Quel outil donne la meilleure qualité vocale extraite ? En 2026 : LALAL.AI et AudioShake dominent sur la voix isolée nette. iZotope RX 11 reste la référence pro pour le post-traitement et la réparation. Moises est le meilleur compromis qualité / prix / ergonomie pour l’étude musicale.

Combien de stems peut-on extraire ? Classique : 4 stems (voix, drums, bass, autres). Certains outils vont jusqu’à 6 stems (voix + chœurs + drums + bass + piano + guitare). LALAL.AI pousse jusqu’à 10 stems avec des cibles spécialisées (cordes, vents, synthétiseurs).

Les stems extraits sont-ils utilisables pour un mix/remix perso ? Pour usage personnel ou apprentissage : oui, tolérance d’usage privé. Pour publication (remix, cover, mashup) : autorisation des ayants droit obligatoire. Passer par Dubset ou UnitedMasters reste la voie la plus simple pour rester légal.

Quel outil pour un musicien qui veut s’entraîner ? Moises est optimisé pour l’apprentissage : séparation stems + changement de tempo sans altération du pitch + transposition + métronome + boucle de section + détection d’accords. Idéal pour travailler un morceau à ton instrument.

Faut-il un GPU pour utiliser UVR ou Spleeter en local ? Non, ça marche en CPU — mais c’est 5 à 15 fois plus lent. Un GPU NVIDIA récent (RTX 3060 ou mieux) te fait passer de 10 minutes à 40 secondes par track. Sur Mac M1/M2/M3, UVR exploite le Metal Performance Shaders et tourne correctement.
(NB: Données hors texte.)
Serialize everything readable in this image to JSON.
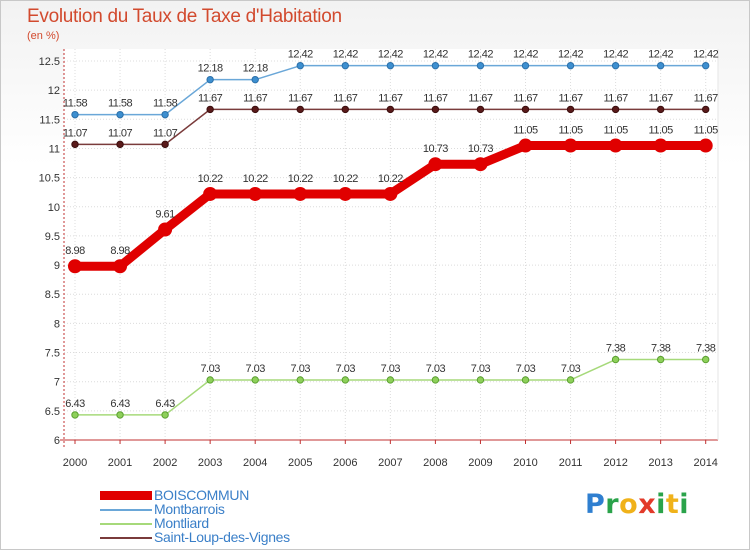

Peut-on automatiser le traitement de centaines de morceaux ? Oui. Spleeter (CLI Python), UVR (batch mode desktop) et AudioShake (API payante) supportent le traitement en lot. LALAL.AI propose une API en option pour les comptes pro.

Les séparateurs IA fonctionnent-ils sur tous les genres ? Ils fonctionnent très bien sur pop, rock, hip-hop, électro, chanson. Les genres très denses spectralement (metal extrême avec voix gutturales, jazz avec 15 instruments) ou très sparse (musique classique orchestrale) restent plus délicats. Les modèles 2026 ont beaucoup progressé mais la production reste perfectible.

Conclusion

En 2026, séparer les stems d’une chanson est devenu une commodité technique. En 2 clics et 30 secondes, tu obtiens une voix isolée, une instrumentale, ou les 6 stems d’un morceau. La vraie question n’est plus “comment faire ?”, mais “qu’est-ce que j’en fais ?”.

Pour un usage privé (entraînement, étude, prototypage) : utilise ce qui te convient — LALAL.AI pour la qualité sans install, Moises pour la pratique musicale, UVR pour la liberté totale sans frais.

Pour un usage commercial (remix, mashup, cover publiée) : rappelle-toi qu’aucun outil IA ne te donne les droits sur le morceau original. La clearance reste obligatoire, passer par les plateformes officielles (Dubset, UnitedMasters) est souvent la seule voie légale.

L’IA a démocratisé la technique. Le cadre juridique, lui, reste le même qu’avant : l’auteur et le producteur sont toujours les propriétaires de leur œuvre et de leur master. Profite des outils pour créer, apprendre et prototyper — mais respecte le travail des autres quand tu publies.